Bond markets buoyant on hopes of rescue-fund boost
Germans rule out buyback but yields fall as EU leaders plan to beef up bailout mechanism
Published 03/02/2011 | 05:00
BOND markets continued recent gains yesterday even after German officials ruled out an EU-financed buyback of Greek government bonds that could help shrink the country's debt.
Bond yields for countries including Ireland and Spain are falling rapidly on hopes Europe's heads of government meeting tomorrow can agree changes to European rescue facilities.
The yield on Greek 10-year bonds fell below 11pc on Tuesday for the first time since the start of November. It continued to fall yesterday ending the day at 10.69. Irish 10-year bonds yields fell by a fifth of one per cent from 8.84pc to 8.39pc, shrugging off a ratings downgrade.

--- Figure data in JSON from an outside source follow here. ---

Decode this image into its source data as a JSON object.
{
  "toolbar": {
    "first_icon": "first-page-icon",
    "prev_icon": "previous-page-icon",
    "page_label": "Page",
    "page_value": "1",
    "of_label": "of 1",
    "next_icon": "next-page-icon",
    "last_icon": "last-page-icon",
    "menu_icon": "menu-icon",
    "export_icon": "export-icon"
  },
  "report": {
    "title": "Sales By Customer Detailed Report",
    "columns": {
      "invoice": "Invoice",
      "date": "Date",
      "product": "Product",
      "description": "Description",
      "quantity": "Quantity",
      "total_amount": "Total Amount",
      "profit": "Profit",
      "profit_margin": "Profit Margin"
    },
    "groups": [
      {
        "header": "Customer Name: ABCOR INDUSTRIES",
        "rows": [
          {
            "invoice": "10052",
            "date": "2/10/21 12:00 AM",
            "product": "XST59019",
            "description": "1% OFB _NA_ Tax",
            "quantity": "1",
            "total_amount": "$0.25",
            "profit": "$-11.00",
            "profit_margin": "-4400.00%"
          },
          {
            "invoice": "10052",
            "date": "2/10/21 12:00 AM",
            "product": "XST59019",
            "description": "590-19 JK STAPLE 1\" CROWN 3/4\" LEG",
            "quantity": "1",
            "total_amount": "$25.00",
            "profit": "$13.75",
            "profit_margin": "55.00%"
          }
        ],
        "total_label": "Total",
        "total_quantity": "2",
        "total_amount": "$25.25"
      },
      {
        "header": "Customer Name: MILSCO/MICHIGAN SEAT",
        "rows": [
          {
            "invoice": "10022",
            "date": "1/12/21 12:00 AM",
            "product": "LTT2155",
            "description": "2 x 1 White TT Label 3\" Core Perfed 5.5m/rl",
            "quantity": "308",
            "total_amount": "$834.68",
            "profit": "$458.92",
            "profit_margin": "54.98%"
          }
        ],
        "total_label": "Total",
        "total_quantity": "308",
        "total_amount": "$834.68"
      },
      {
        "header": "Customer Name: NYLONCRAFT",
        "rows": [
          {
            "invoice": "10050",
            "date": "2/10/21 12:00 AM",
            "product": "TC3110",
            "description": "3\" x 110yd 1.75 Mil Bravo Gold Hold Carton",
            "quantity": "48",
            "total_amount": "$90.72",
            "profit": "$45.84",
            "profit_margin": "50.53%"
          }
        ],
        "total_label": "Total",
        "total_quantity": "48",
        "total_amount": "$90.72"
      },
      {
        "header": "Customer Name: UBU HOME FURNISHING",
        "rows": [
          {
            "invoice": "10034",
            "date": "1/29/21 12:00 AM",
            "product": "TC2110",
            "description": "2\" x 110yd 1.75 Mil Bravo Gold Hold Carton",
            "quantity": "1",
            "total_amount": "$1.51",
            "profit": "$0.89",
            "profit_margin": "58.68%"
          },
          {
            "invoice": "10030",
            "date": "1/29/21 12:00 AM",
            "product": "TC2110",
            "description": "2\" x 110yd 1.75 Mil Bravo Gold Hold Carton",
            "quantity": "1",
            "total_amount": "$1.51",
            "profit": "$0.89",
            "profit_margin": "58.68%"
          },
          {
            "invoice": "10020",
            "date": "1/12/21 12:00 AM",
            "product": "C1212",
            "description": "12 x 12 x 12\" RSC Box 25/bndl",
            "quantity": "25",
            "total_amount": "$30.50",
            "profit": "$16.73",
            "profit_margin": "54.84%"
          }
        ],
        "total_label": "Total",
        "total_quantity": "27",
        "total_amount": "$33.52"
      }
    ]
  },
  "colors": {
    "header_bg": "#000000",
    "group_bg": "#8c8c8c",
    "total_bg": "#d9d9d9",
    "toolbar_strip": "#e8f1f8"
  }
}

Portugal's 10-year bond yield fell after it sold €1.255bn of short-term bonds.
Markets have been boosted by well-placed leaks in recent days, hinting that European heads of government are close to agreeing an increase in the €440m European Financial Stability Facility (EFSF).
Possible changes include allowing the EFSF to buy new bonds issued by rescued countries, instead of issuing loans to them as it has for Ireland.
That would be a halfway house between normal market funding and the current bailout mechanism.
The interest countries pay to access EFSF funds is also likely to be under discussion.
Yesterday, German officials ruled out one of the more radical measures rumoured to be under discussion, but did back a bigger rescue mechanism.
Reporters were told the EFSF lacked the legal authority to purchase the outstanding debt of countries including Greece.
This made it unlikely the EFSF would buy Greek bonds at a discount and swap them for new, easier-to-manage longer-term loans in a so-called bond buyback.
Germany is seen as a stumbling block to radical action, but an official said it would back increasing the size of the EFSF.
German officials said chancellor Angela Merkel and French president Nicolas Sarkozy would propose a package intended to boost euro-region competitiveness this week. The market shrugged off those comments and Ireland's Standard & Poor's downgrade.
The EFSF is the EU's biggest weapon for helping countries unable to borrow in the market, but is too small to help Spain or any of the larger eurozone countries if they run into trouble.
Germany is expected to demand tighter rules for individual countries' finances in exchange for increasing its support to stressed neighbours.
Hopes of a deal helped the market shrug off the Irish and Greek news as did positive economic data for Spain and Italy.
As S&P affirmed Spain's AA credit rating, albeit with a negative outlook, the difference between Spain and Germany's cost of borrowing was at the lowest level since the debt crisis flared up in November.
"The current market situation is one of expectations," Greek Finance Minister George Papaconstantinou said in an interview in Athens. "It would be a big mistake to conclude an agreement that falls short of these expectations."
The European Central Bank's (ECB) unhappiness as the bond buyer of last resort could help push borrowers also
It failed to "sterilise" some of its €76.5bn of government bonds this week.
The ECB aims to cancel out the impact of its bond purchases on the amount of money in circulation by taking in an equal amount of deposits from banks.